Le travail, car c’est vraiment un travail (de longue haleine!) afin de guérir de l’agoraphobie consiste d’abord à identifier l’événement actuel : quand la crise a-t-elle commencé ? S’était-il passé quelque chose auparavant (une discussion, une rencontre, une lecture, un rêve, etc.) ? Cela pouvait-il évoquer quelque chose ? Il faut être honnête et arrêter de faire l’autruche… il faut vraiment dire ce que l’on pense, pourquoi on a pensé à cela, etc… J’ai joué les détectives privés! J’en ai usé des carnets de feuilles blanches! Cette enquête minutieuse sert à faire baisser le taux d’angoisses (car elle permet de mettre des mots sur ce que l’on éprouve) et sert aussi à trouver, ce faisant, de nouvelles « pistes » pour cerner l’angoisse initiale.


Pour moi, la peur de mourir était quasi omniprésente jusqu’au moment où je me suis rendue compte qu’au final, j’étais toujours là! 
C’est tout bête, mais c’est vrai !

 

Mon site dédié aux solutions 

Vous souhaitez vous en sortir mais vous ne savez pas comment faire ? Regardez mon nouveau site pour vous aider: www.severinecherix.com

Le lien entre les angoisses et l’ hyperventilation

Il faut également savoir que l’ hyperventilation et l’agoraphobie ne sont pas les mêmes choses mais l’ hyperventilation est fortement liée à l’ anxiété et à l’ angoisse. Pendant une attaque de panique, le symptôme le plus connu est le cœur qui bat trop vite. On pense alors qu’on va avoir une crise cardiaque et on fabrique d’autres peurs qui s’accumulent. Il faut d’abord savoir que l’on est pas fou et surtout pas seul dans cette situation. C’est uniquement un dérèglement émotionnel.

Voici encore un exemple :

Dans l’exemple d’une anxiété externe et normale, on peut aussi imaginer que vous êtes assis dans la salle d’attente chez le dentiste (pas très fun le dentiste ok mais bon !). Vous devez attendre votre tour et tout d’un coup, à cause du fait que vous n’êtes pas très à l’aise ou que vous n’aimez tout simplement pas vraiment le dentiste, vous commencez à avoir chaud, vos mains deviennent moites, vous avez mal au ventre… ok jusque là c’est à peu près normal car personne n’aime vraiment aller chez le dentiste et se faire arracher une dent.

Le problème c’est que dans une crise d’angoisse liée à l’agoraphobie, (donc une anxiété interne), votre cerveau va se focaliser essentiellement sur LES SYMPTOMES que votre corps est en train de vous envoyer plutôt que sur la peur réelle du dentiste.

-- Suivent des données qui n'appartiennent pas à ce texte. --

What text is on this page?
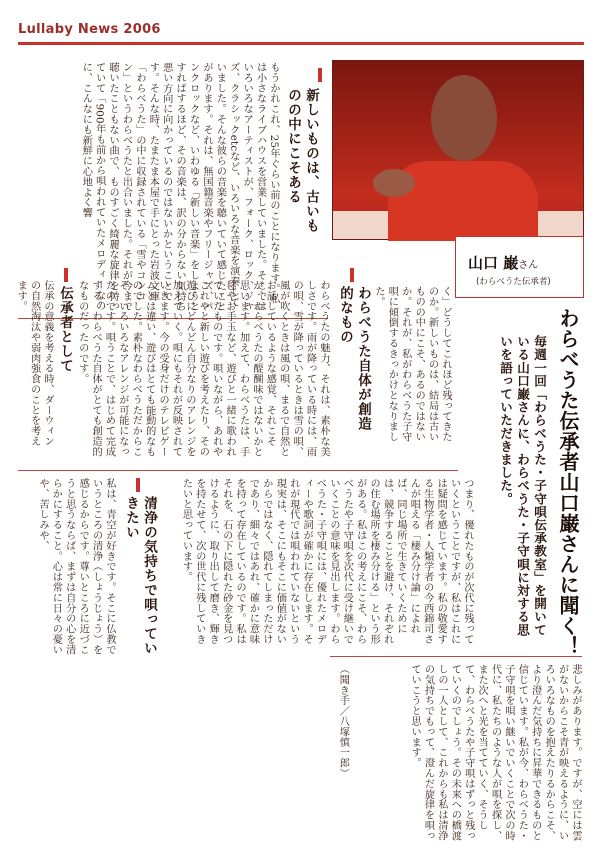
Lullaby News 2006
新しいものは、古いものの中にこそある
もうかれこれ、25年ぐらい前のことになります。私は小さなライブハウスを営業していました。そこではいろいろなアーティストが、フォーク、ロック、ジャズ、クラシックetcなど、いろいろな音楽を演奏していました。そんな彼らの音楽を聴いていて感じたことがあります。それは、無国籍音楽やフリージャズ、パンクロックなど、いわゆる「新しい音楽」をしようとすればするほど、その音楽は、訳の分からない気持ち悪い方向に向かっているのではないかということです。そんな時、たまたま本屋で手にとった岩波文庫「わらべうた」の中に収録されている「雪やコンコン」というわらべうたと出合いました。それが今まで聴いたこともない曲で、ものすごく綺麗な旋律を持っていて「900年も前から唄われていたメロディーなのに、こんなにも新鮮に心地よく響
山口 巌さん
(わらべうた伝承者)
伝承者として
伝承の意義を考える時、ダーウィンの自然淘汰や弱肉強食のことを考えます。	わらべうた自体が創造的なもの
わらべうたの魅力、それは、素朴な美しさです。雨が降っている時には、雨の唄、雪が降っているときは雪の唄、風が吹くときは風の唄、まるで自然とお話しているような感覚、それこそが、わらべうたの醍醐味ではないかと思います。加えて、わらべうたは、手毬やお手玉など、遊びと一緒に歌われていたものです。唄いながら、あれやこれやと新しい遊びを考えたり、その遊びにどんどん自分なりのアレンジを加えていく。唄にもそれが反映されていきます。今の受身だけのテレビゲームとは違い、遊びはとても能動的なものでした。素朴なわらべうただからこそ、いろいろなアレンジが可能になったのです。唄うことで、はじめて完成する。わらべうた自体がとても創造的なものだったのです。	く」どうしてこれほど残ってきたのか。新しいものは、結局は古いものの中にこそ、あるのではないか。それが、私がわらべうた子守唄に傾倒するきっかけとなりました。
わらべうた伝承者山口巌さんに聞く！
毎週一回「わらべうた・子守唄伝承教室」を開いている山口巌さんに、わらべうた・子守唄に対する思いを語っていただきました。
つまり、優れたものが次代に残っていくということですが、私はこれには疑問を感じています。私の敬愛する生物学者・人類学者の今西錦司さんが唱える「棲み分け論」によれば、同じ場所で生きていくためには、競争することを避け、それぞれの住む場所を棲み分ける」という形がある。私はこの考えにこそ、わらべうたや子守唄を次代に受け継いでいくことの意味を見出します。わらべうた・子守唄には、優れたメロディーや歌詞が確かに存在します。それが現代では唄われていないという現実は、そこにもそこに価値がないからではなく、隠れてしまっただけであり、細々ではあれ、確かに意味を持って存在しているのです。私はそれを、石の下に隠れた砂金を見つけるように、取り出して磨き、輝きを持たせて、次の世代に残していきたいと思っています。
清浄の気持ちで唄っていきたい
私は、青空が好きです。そこに仏教でいうところの清浄（しょうじょう）を感じるからです。尊いところに近づこうと思うならば、まずは自分の心を清らかにすること。心は常に日々の憂いや、苦しみや、
悲しみがあります。ですが、空には雲がないからこそ青が映えるように、いろいろなものを抱えたりるからこそ、より澄んだ気持ちに昇華できるものと信じています。私が今、わらべうた・子守唄を唄い継いでいくことで次の時代に、私たちのような人が唄を探し、また次へと光を当てていく、そうして、わらべうたや子守唄はずっと残っていくのでしょう。その未来への橋渡しの一人として、これからも私は清浄の気持ちでもって、澄んだ旋律を唄っていこうと思います。
（聞き手／八塚慎一郎）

Et c’est là que vous allez, vous-même, déclencher une crise de panique. 

Agoraphobie : comment j'en suis venue à bout ?

Vous avez peur de ce qui va se passer étant donné que vous sentez que votre corps est en train de paniquer ­… et là, vous mettez involontairement en marche tout un système d’effet boule de neige ! Vous vous dites : « oh non non non… pas ici, pas maintenant, mon dieu, quelqu’un va voir que je suis mal… et si je tombe dans les pommes mon dieu mais ici je ne peux pas, il y a trop de monde, ohhhhhh mais non …. ohh mais pourquoi ça m’arrive toujours ?? …. etc  » Et le cercle infernal est lancé !

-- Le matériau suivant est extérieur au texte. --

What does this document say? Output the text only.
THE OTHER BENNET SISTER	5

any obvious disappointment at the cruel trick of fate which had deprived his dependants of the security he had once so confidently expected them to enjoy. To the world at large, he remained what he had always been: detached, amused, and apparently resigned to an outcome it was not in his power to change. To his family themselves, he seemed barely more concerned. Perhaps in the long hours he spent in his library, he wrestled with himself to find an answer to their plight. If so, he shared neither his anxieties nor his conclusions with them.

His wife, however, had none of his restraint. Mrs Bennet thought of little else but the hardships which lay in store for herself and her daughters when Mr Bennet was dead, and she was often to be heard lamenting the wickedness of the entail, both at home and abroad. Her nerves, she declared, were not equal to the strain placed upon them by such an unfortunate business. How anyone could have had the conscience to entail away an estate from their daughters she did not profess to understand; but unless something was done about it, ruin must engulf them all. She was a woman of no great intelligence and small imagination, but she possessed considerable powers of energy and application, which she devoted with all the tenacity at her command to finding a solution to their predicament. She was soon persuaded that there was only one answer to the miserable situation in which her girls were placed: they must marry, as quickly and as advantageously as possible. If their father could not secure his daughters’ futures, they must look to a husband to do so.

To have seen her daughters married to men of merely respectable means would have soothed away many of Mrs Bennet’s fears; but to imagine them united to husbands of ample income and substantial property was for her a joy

La bonne nouvelle c’est que le problème peut être résolu en pensant différemment ! Oui ok ce n’est pas évident mais c’est possible. J’y suis arrivée, je vous le rappelle ! Les agoraphobes sont des personnes ultra-sensibles. Du moment que l’on accepte que c’est normal d’être agité, on commence à ne plus avoir peur des symptômes … il faut du travail, il faut tomber, puis se relever, continuer, ne pas abandonner surtout.
Les agoraphobes réagissent trop fort à tout. Je suis comme cela ! Ces personnes souhaitent que tout soit parfait et qu’elles soient parfaites. Leurs exigences sont bien trop élevées en général. Elles se mettent la pression pour tout et pour rien et si elles échouent, c’est la crise d’angoisse assurée. Elles sont ensuite fâchées contre elles-mêmes et ont l’impression d’être vraiment nulles !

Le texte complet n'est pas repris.